Den ganzen Tag über, auf seiner Tour zu den Gaststätten, dachte er immer mal wieder an das bevorstehende Gespräch, und es wurmte ihn, dass er nicht gleich gefragt hatte, um was es ging. Am Nachmittag stellte er den leeren Tieflader in den Hof, und statt wie üblich erst mal zu den anderen zu gehen und sie zu fragen, wie ihr Tag so war, machte er sich auf den Weg in das Büro der Seniorchefin.

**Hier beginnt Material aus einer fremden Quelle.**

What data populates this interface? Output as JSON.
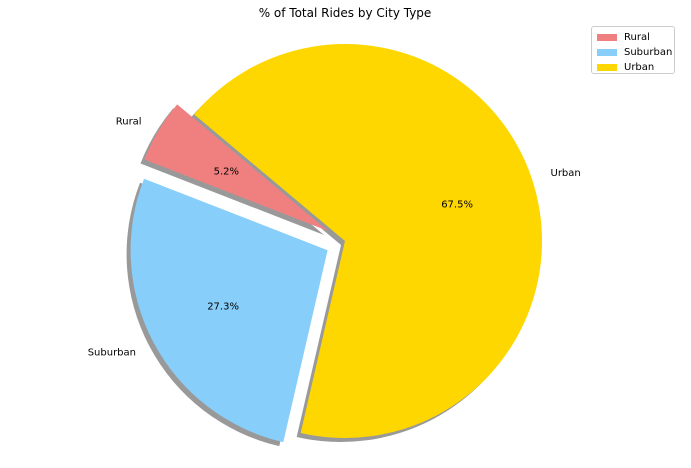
{
  "chart_data": {
    "type": "pie",
    "title": "% of Total Rides by City Type",
    "categories": [
      "Rural",
      "Suburban",
      "Urban"
    ],
    "values": [
      5.2,
      27.3,
      67.5
    ],
    "percent_labels": [
      "5.2%",
      "27.3%",
      "67.5%"
    ],
    "colors": [
      "#f08080",
      "#87cefa",
      "#ffd700"
    ],
    "explode": [
      0.1,
      0.1,
      0
    ],
    "start_angle": 140,
    "shadow": true,
    "legend": {
      "position": "top-right",
      "entries": [
        "Rural",
        "Suburban",
        "Urban"
      ]
    }
  }
}
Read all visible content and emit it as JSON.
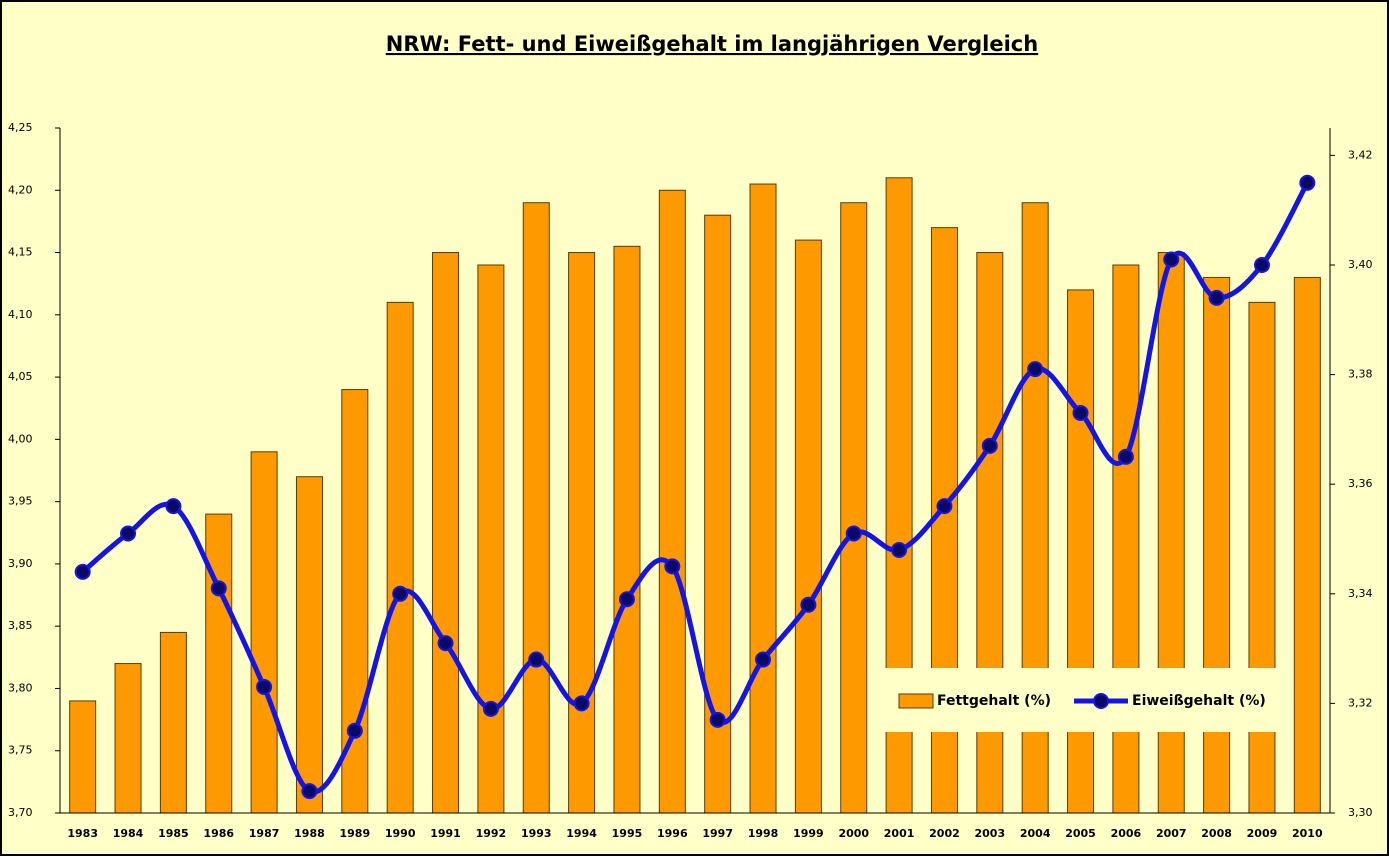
{
  "chart_data": {
    "type": "bar_line",
    "title": "NRW: Fett- und Eiweißgehalt im langjährigen Vergleich",
    "categories": [
      "1983",
      "1984",
      "1985",
      "1986",
      "1987",
      "1988",
      "1989",
      "1990",
      "1991",
      "1992",
      "1993",
      "1994",
      "1995",
      "1996",
      "1997",
      "1998",
      "1999",
      "2000",
      "2001",
      "2002",
      "2003",
      "2004",
      "2005",
      "2006",
      "2007",
      "2008",
      "2009",
      "2010"
    ],
    "series": [
      {
        "name": "Fettgehalt (%)",
        "type": "bar",
        "color": "#ff9900",
        "axis": "y",
        "values": [
          3.79,
          3.82,
          3.845,
          3.94,
          3.99,
          3.97,
          4.04,
          4.11,
          4.15,
          4.14,
          4.19,
          4.15,
          4.155,
          4.2,
          4.18,
          4.205,
          4.16,
          4.19,
          4.21,
          4.17,
          4.15,
          4.19,
          4.12,
          4.14,
          4.15,
          4.13,
          4.11,
          4.13
        ]
      },
      {
        "name": "Eiweißgehalt (%)",
        "type": "line",
        "color": "#1414e6",
        "axis": "y2",
        "values": [
          3.344,
          3.351,
          3.356,
          3.341,
          3.323,
          3.304,
          3.315,
          3.34,
          3.331,
          3.319,
          3.328,
          3.32,
          3.339,
          3.345,
          3.317,
          3.328,
          3.338,
          3.351,
          3.348,
          3.356,
          3.367,
          3.381,
          3.373,
          3.365,
          3.401,
          3.394,
          3.4,
          3.415
        ]
      }
    ],
    "ylim": [
      3.7,
      4.25
    ],
    "yticks": [
      {
        "value": 3.7,
        "label": "3,70"
      },
      {
        "value": 3.75,
        "label": "3,75"
      },
      {
        "value": 3.8,
        "label": "3,80"
      },
      {
        "value": 3.85,
        "label": "3,85"
      },
      {
        "value": 3.9,
        "label": "3,90"
      },
      {
        "value": 3.95,
        "label": "3,95"
      },
      {
        "value": 4.0,
        "label": "4,00"
      },
      {
        "value": 4.05,
        "label": "4,05"
      },
      {
        "value": 4.1,
        "label": "4,10"
      },
      {
        "value": 4.15,
        "label": "4,15"
      },
      {
        "value": 4.2,
        "label": "4,20"
      },
      {
        "value": 4.25,
        "label": "4,25"
      }
    ],
    "y2lim": [
      3.3,
      3.425
    ],
    "y2ticks": [
      {
        "value": 3.3,
        "label": "3,30"
      },
      {
        "value": 3.32,
        "label": "3,32"
      },
      {
        "value": 3.34,
        "label": "3,34"
      },
      {
        "value": 3.36,
        "label": "3,36"
      },
      {
        "value": 3.38,
        "label": "3,38"
      },
      {
        "value": 3.4,
        "label": "3,40"
      },
      {
        "value": 3.42,
        "label": "3,42"
      }
    ],
    "grid": false,
    "legend": "lower right"
  }
}
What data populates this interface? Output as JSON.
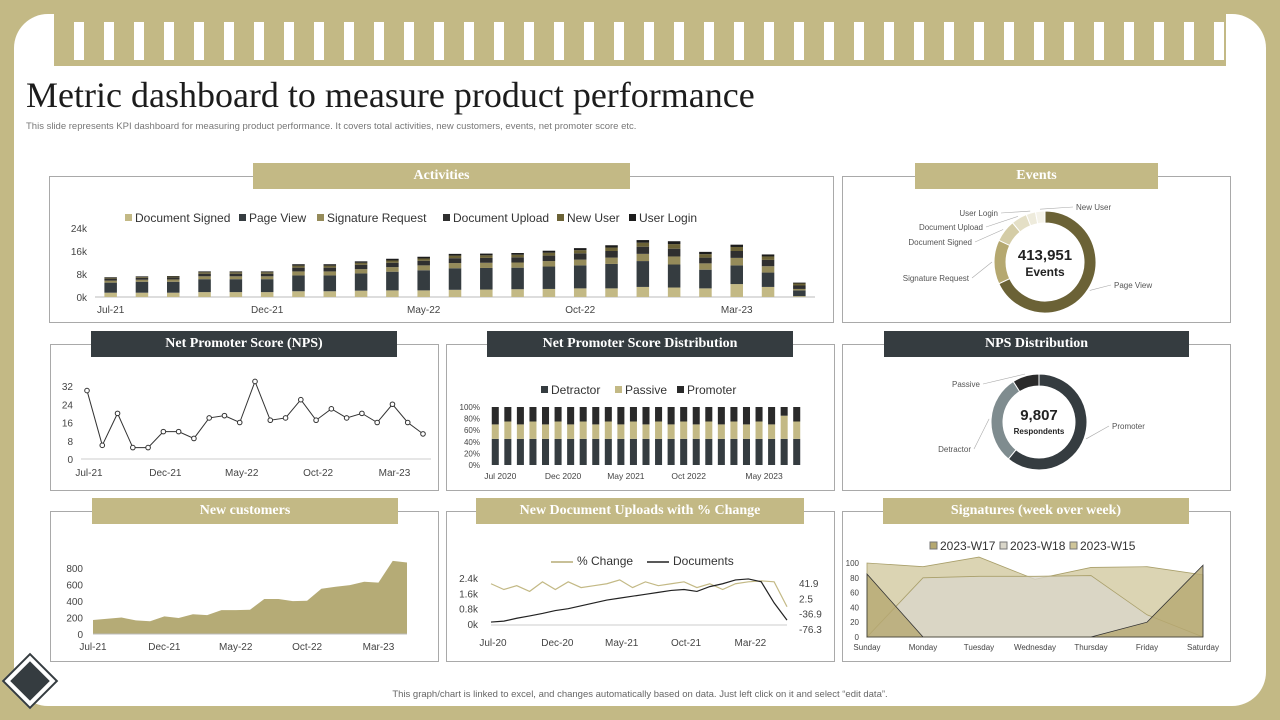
{
  "header": {
    "title": "Metric dashboard to measure product performance",
    "subtitle": "This slide represents KPI dashboard for measuring product performance. It covers total activities, new customers, events, net promoter score etc.",
    "footer": "This graph/chart is linked to excel, and changes automatically based on data. Just left click on it and select “edit data”."
  },
  "colors": {
    "gold": "#c3b985",
    "dark": "#353c40",
    "olive": "#6b6236",
    "grey": "#7f8c8f"
  },
  "panels": {
    "activities": "Activities",
    "events": "Events",
    "nps": "Net Promoter Score (NPS)",
    "npsdist": "Net Promoter Score Distribution",
    "npsdonut": "NPS Distribution",
    "newcust": "New customers",
    "uploads": "New Document Uploads with % Change",
    "signatures": "Signatures (week over week)"
  },
  "chart_data": [
    {
      "id": "activities",
      "type": "bar",
      "stacked": true,
      "categories": [
        "Jul-21",
        "Aug-21",
        "Sep-21",
        "Oct-21",
        "Nov-21",
        "Dec-21",
        "Jan-22",
        "Feb-22",
        "Mar-22",
        "Apr-22",
        "May-22",
        "Jun-22",
        "Jul-22",
        "Aug-22",
        "Sep-22",
        "Oct-22",
        "Nov-22",
        "Dec-22",
        "Jan-23",
        "Feb-23",
        "Mar-23",
        "Apr-23",
        "May-23"
      ],
      "tick_labels": [
        "Jul-21",
        "Dec-21",
        "May-22",
        "Oct-22",
        "Mar-23"
      ],
      "yticks": [
        "0k",
        "8k",
        "16k",
        "24k"
      ],
      "ylim": [
        0,
        24000
      ],
      "series": [
        {
          "name": "Document Signed",
          "color": "#c3b985",
          "values": [
            1500,
            1500,
            1500,
            1700,
            1700,
            1700,
            2000,
            2000,
            2200,
            2300,
            2300,
            2500,
            2600,
            2700,
            2800,
            3000,
            3000,
            3500,
            3300,
            3000,
            4500,
            3500,
            300
          ]
        },
        {
          "name": "Page View",
          "color": "#353c40",
          "values": [
            3500,
            3800,
            3800,
            4500,
            4500,
            4500,
            5500,
            5500,
            6000,
            6500,
            7000,
            7500,
            7500,
            7500,
            7800,
            8000,
            8500,
            9000,
            8000,
            6500,
            6500,
            5000,
            2000
          ]
        },
        {
          "name": "Signature Request",
          "color": "#958b5a",
          "values": [
            700,
            700,
            800,
            1000,
            1000,
            1000,
            1400,
            1400,
            1500,
            1600,
            1700,
            1800,
            1800,
            1800,
            1900,
            2000,
            2200,
            2500,
            2800,
            2200,
            2600,
            2200,
            500
          ]
        },
        {
          "name": "Document Upload",
          "color": "#2f2f2f",
          "values": [
            700,
            700,
            700,
            900,
            900,
            900,
            1300,
            1300,
            1500,
            1500,
            1600,
            1700,
            1700,
            1800,
            1900,
            2200,
            2300,
            2500,
            2700,
            2000,
            2400,
            2200,
            1200
          ]
        },
        {
          "name": "New User",
          "color": "#6b6236",
          "values": [
            300,
            300,
            300,
            500,
            500,
            500,
            700,
            700,
            700,
            800,
            800,
            900,
            900,
            900,
            1000,
            1100,
            1200,
            1400,
            1600,
            1200,
            1400,
            1200,
            700
          ]
        },
        {
          "name": "User Login",
          "color": "#1c1c1c",
          "values": [
            200,
            200,
            200,
            300,
            300,
            300,
            500,
            500,
            500,
            600,
            600,
            600,
            600,
            600,
            700,
            700,
            800,
            900,
            1000,
            800,
            800,
            700,
            300
          ]
        }
      ]
    },
    {
      "id": "events",
      "type": "pie",
      "donut": true,
      "center_value": "413,951",
      "center_label": "Events",
      "slices": [
        {
          "label": "Page View",
          "value": 68,
          "color": "#6b6236"
        },
        {
          "label": "Signature Request",
          "value": 14,
          "color": "#b5a870"
        },
        {
          "label": "Document Signed",
          "value": 7,
          "color": "#d4cca6"
        },
        {
          "label": "Document Upload",
          "value": 5,
          "color": "#e4dfc6"
        },
        {
          "label": "User Login",
          "value": 3,
          "color": "#eeebdc"
        },
        {
          "label": "New User",
          "value": 3,
          "color": "#f5f3ea"
        }
      ]
    },
    {
      "id": "nps",
      "type": "line",
      "values": [
        30,
        6,
        20,
        5,
        5,
        12,
        12,
        9,
        18,
        19,
        16,
        34,
        17,
        18,
        26,
        17,
        22,
        18,
        20,
        16,
        24,
        16,
        11
      ],
      "yticks": [
        "0",
        "8",
        "16",
        "24",
        "32"
      ],
      "ylim": [
        0,
        36
      ],
      "tick_labels": [
        "Jul-21",
        "Dec-21",
        "May-22",
        "Oct-22",
        "Mar-23"
      ]
    },
    {
      "id": "npsdist",
      "type": "bar",
      "stacked": true,
      "percent": true,
      "legend": [
        "Detractor",
        "Passive",
        "Promoter"
      ],
      "colors": [
        "#353c40",
        "#c3b985",
        "#2a2a2a"
      ],
      "yticks": [
        "0%",
        "20%",
        "40%",
        "60%",
        "80%",
        "100%"
      ],
      "tick_labels": [
        "Jul 2020",
        "Dec 2020",
        "May 2021",
        "Oct 2022",
        "May 2023"
      ],
      "detractor": [
        45,
        45,
        45,
        45,
        45,
        45,
        45,
        45,
        45,
        45,
        45,
        45,
        45,
        45,
        45,
        45,
        45,
        45,
        45,
        45,
        45,
        45,
        45,
        45,
        45
      ],
      "passive": [
        25,
        30,
        25,
        30,
        25,
        30,
        25,
        30,
        25,
        30,
        25,
        30,
        25,
        30,
        25,
        30,
        25,
        30,
        25,
        30,
        25,
        30,
        25,
        40,
        30
      ],
      "promoter": [
        30,
        25,
        30,
        25,
        30,
        25,
        30,
        25,
        30,
        25,
        30,
        25,
        30,
        25,
        30,
        25,
        30,
        25,
        30,
        25,
        30,
        25,
        30,
        15,
        25
      ]
    },
    {
      "id": "npsdonut",
      "type": "pie",
      "donut": true,
      "center_value": "9,807",
      "center_label": "Respondents",
      "slices": [
        {
          "label": "Promoter",
          "value": 61,
          "color": "#353c40"
        },
        {
          "label": "Detractor",
          "value": 30,
          "color": "#7f8c8f"
        },
        {
          "label": "Passive",
          "value": 9,
          "color": "#2a2a2a"
        }
      ]
    },
    {
      "id": "newcust",
      "type": "area",
      "values": [
        170,
        185,
        200,
        165,
        155,
        215,
        195,
        240,
        230,
        290,
        290,
        295,
        425,
        425,
        400,
        405,
        550,
        575,
        595,
        635,
        625,
        890,
        870
      ],
      "yticks": [
        "0",
        "200",
        "400",
        "600",
        "800"
      ],
      "ylim": [
        0,
        900
      ],
      "tick_labels": [
        "Jul-21",
        "Dec-21",
        "May-22",
        "Oct-22",
        "Mar-23"
      ]
    },
    {
      "id": "uploads",
      "type": "line",
      "legend": [
        "% Change",
        "Documents"
      ],
      "documents": [
        0.1,
        0.15,
        0.3,
        0.42,
        0.55,
        0.7,
        0.8,
        0.95,
        1.1,
        1.25,
        1.35,
        1.45,
        1.55,
        1.65,
        1.75,
        1.8,
        1.7,
        1.95,
        2.1,
        2.3,
        2.35,
        2.2,
        1.1,
        0.2
      ],
      "pct_change": [
        2.1,
        1.8,
        2.0,
        1.7,
        2.2,
        1.8,
        2.2,
        1.9,
        2.0,
        2.1,
        2.3,
        1.9,
        2.2,
        2.0,
        2.1,
        2.2,
        1.9,
        2.1,
        1.8,
        2.1,
        2.2,
        2.25,
        2.2,
        0.9
      ],
      "yticks_left": [
        "0k",
        "0.8k",
        "1.6k",
        "2.4k"
      ],
      "yticks_right": [
        "-76.3",
        "-36.9",
        "2.5",
        "41.9"
      ],
      "tick_labels": [
        "Jul-20",
        "Dec-20",
        "May-21",
        "Oct-21",
        "Mar-22"
      ]
    },
    {
      "id": "signatures",
      "type": "area",
      "legend": [
        "2023-W17",
        "2023-W18",
        "2023-W15"
      ],
      "categories": [
        "Sunday",
        "Monday",
        "Tuesday",
        "Wednesday",
        "Thursday",
        "Friday",
        "Saturday"
      ],
      "yticks": [
        "0",
        "20",
        "40",
        "60",
        "80",
        "100"
      ],
      "ylim": [
        0,
        100
      ],
      "series": [
        {
          "name": "2023-W17",
          "color": "#b5a870",
          "values": [
            85,
            0,
            0,
            0,
            0,
            20,
            97
          ]
        },
        {
          "name": "2023-W18",
          "color": "#d9d6c9",
          "values": [
            0,
            80,
            82,
            82,
            83,
            30,
            0
          ]
        },
        {
          "name": "2023-W15",
          "color": "#cfc599",
          "values": [
            100,
            95,
            108,
            78,
            94,
            95,
            84
          ]
        }
      ]
    }
  ]
}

Ihre Tür stand offen, wie immer. Er klopfte an den Türrahmen, woraufhin Frau Fichthoff an ihrem Schreibtisch den Kopf hob und ihre Brille ins Haar schob. »Ach, Herr Schwarzenberg, da sind Sie ja schon! Kommen Sie ruhig rein«, sagte sie und lächelte ihn an. Tom atmete aus. Er nahm auf einem Stuhl vor Frau Fichthoffs Schreibtisch Platz.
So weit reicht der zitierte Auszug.